Drury pushed his goggles up to his forehead and leaned at the edge of the trench, studying something through the field glasses. Then he gave them to Chloe and told her to take a look.
She had to stand on a plastic crate. The field glasses laid reticles and several small stacks of numbers over a hazy view of things moving through blowing dust. Biochines, different sizes. Some as big as cows, or cars. A jostling crowd circling the neighbouring mound.
‘They started to turn up after the kid arrived,’ Drury said. ‘One or two coming in at irregular intervals. My guys shot them. But a few hours ago a whole lot more came in out of the countryside, and they’re still coming in. And when I sent two of my men to pull the kid out of his hidey-hole, his black room, a bunch of those monsters tore them to pieces.’
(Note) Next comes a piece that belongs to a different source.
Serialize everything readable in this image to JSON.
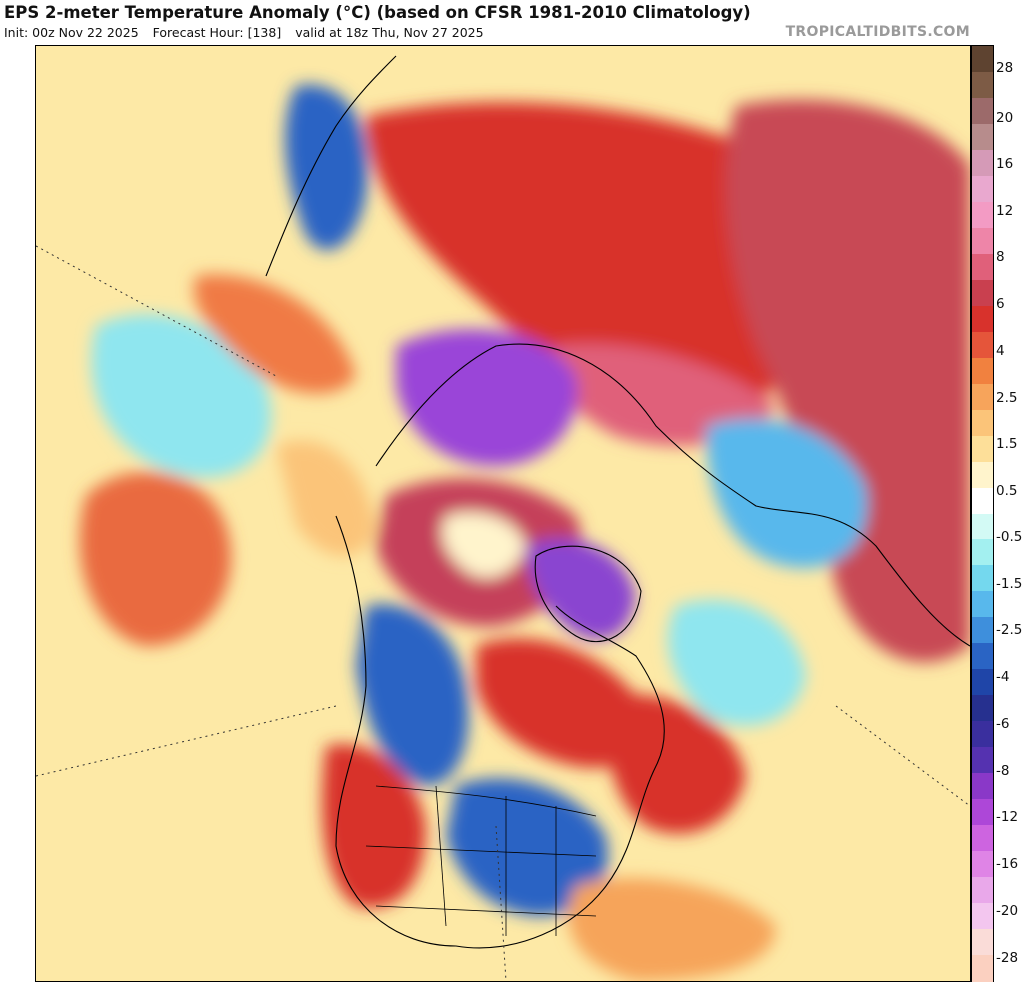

Chloe remembered the mantis-thing in Hanna’s cage, purring like a contented cat. She said, ‘You think Fahad called them here?’
‘You’re the expert on the kid and his eidolon.’
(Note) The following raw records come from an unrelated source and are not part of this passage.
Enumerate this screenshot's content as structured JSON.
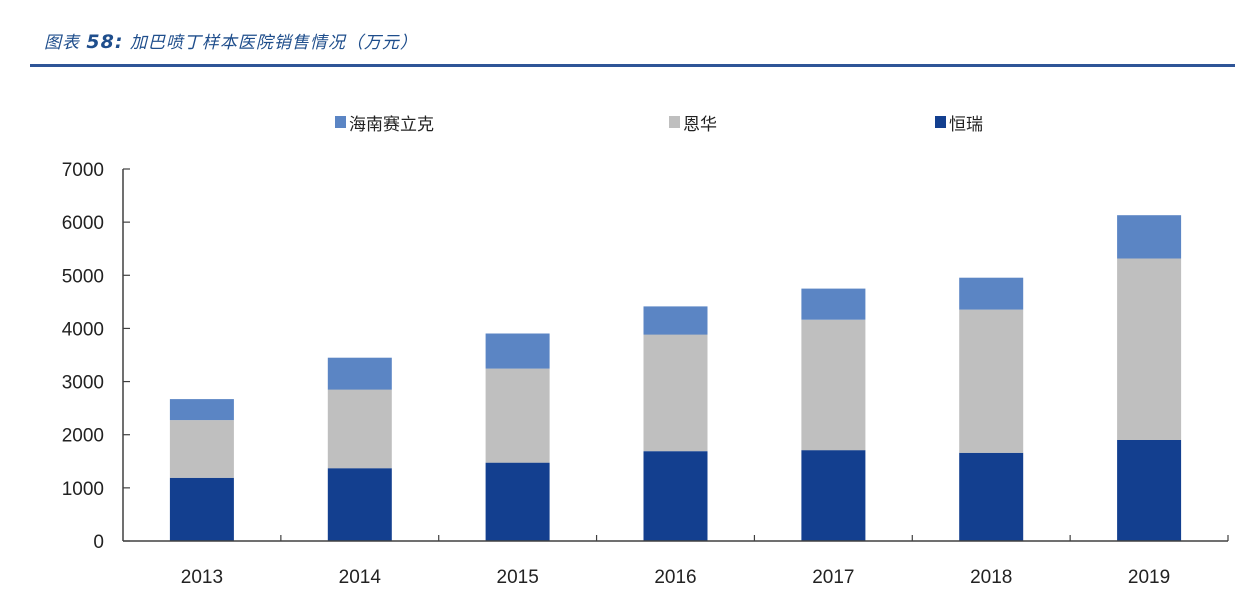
{
  "figure": {
    "label": "图表",
    "number": "58:",
    "title": "加巴喷丁样本医院销售情况（万元）",
    "rule_color": "#2f5597"
  },
  "legend": [
    {
      "label": "海南赛立克",
      "color": "#5b85c4"
    },
    {
      "label": "恩华",
      "color": "#bfbfbf"
    },
    {
      "label": "恒瑞",
      "color": "#133f8f"
    }
  ],
  "chart_data": {
    "type": "bar",
    "stacked": true,
    "title": "加巴喷丁样本医院销售情况（万元）",
    "xlabel": "",
    "ylabel": "",
    "ylim": [
      0,
      7000
    ],
    "yticks": [
      0,
      1000,
      2000,
      3000,
      4000,
      5000,
      6000,
      7000
    ],
    "grid": false,
    "legend_position": "top",
    "categories": [
      "2013",
      "2014",
      "2015",
      "2016",
      "2017",
      "2018",
      "2019"
    ],
    "series": [
      {
        "name": "恒瑞",
        "color": "#133f8f",
        "values": [
          1190,
          1370,
          1475,
          1690,
          1710,
          1660,
          1900
        ]
      },
      {
        "name": "恩华",
        "color": "#bfbfbf",
        "values": [
          1085,
          1480,
          1770,
          2195,
          2455,
          2695,
          3415
        ]
      },
      {
        "name": "海南赛立克",
        "color": "#5b85c4",
        "values": [
          395,
          600,
          660,
          530,
          585,
          600,
          815
        ]
      }
    ]
  }
}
‘You took him prisoner, he saw a chance to try to take control…What would you have done, in his place?’ Chloe said. She was angry and scared because she knew what was coming, could see it barrelling down the tracks towards her, massive and unstoppable.
‘The question is, what’s he doing in there?’ Drury said. ‘And why is it so fucking important to those biochines?’
Tommy said, ‘The signal is steady. But who knows if that means anything?’
Chloe said, ‘What signal?’
‘A broad-spectrum radio pulse,’ Tommy said, hefting something that looked like an antique mobile phone. A fat antenna protruded from its leather case. ‘It started up a couple of hours ago. The kid said his Ugly Chicken has woken something. If he’s done something else since then, it hasn’t changed the signal, but it doesn’t mean he hasn’t done something else. Just that we can’t detect it.’
‘Because you didn’t bring the right equipment,’ Drury said.
‘So sack me and send me home,’ Tommy said.
‘Maybe I should send you in there to get the kid,’ Drury said.
Chloe said, ‘I’ll go.’
The two men looked at her.
She said, ‘I mean, that’s what you want me to do. So I’ll do it.’
‘I want you to bring him out,’ Drury said. ‘Tell him that I won’t hurt him. Tell him that I’m not even angry with him. But also tell him that if he doesn’t come out, I’ll smash that precious bead of his to dust. And just in case you’re thinking of trying any funny stuff…’
He snapped his fingers, and one of his men handed him a fat length of dull olive tubing. Drury pulled at it and it suddenly doubled in length; he unfolded a gunsight at one end and a trigger mechanism at the other.
‘This is an M-80 rocket launcher,’ he said. ‘A one-shot handheld anti-tank weapon made in the Republic of Serbia. Fine piece of kit. We have six of them. And if you don’t bring that kid out in the next thirty minutes we’re going to fire every single one of them into that fucking tunnel.’
Chloe walked out into the dust and wind with a heavy feeling of inevitability. The feeling that everything in her life had led up to this point.
A little walkie-talkie was hooked to the collar of her jacket and plugged into her ear; she was carrying a torch and two bottles of water, a watch borrowed from one of Drury’s men, an ugly thing with a ridiculous number of little dials. Drury had told her that if the biochines attacked her, he and his men would shoot the nearest, give her a sporting chance to make a run for it. He did not need to say what would happen to her if she returned alone.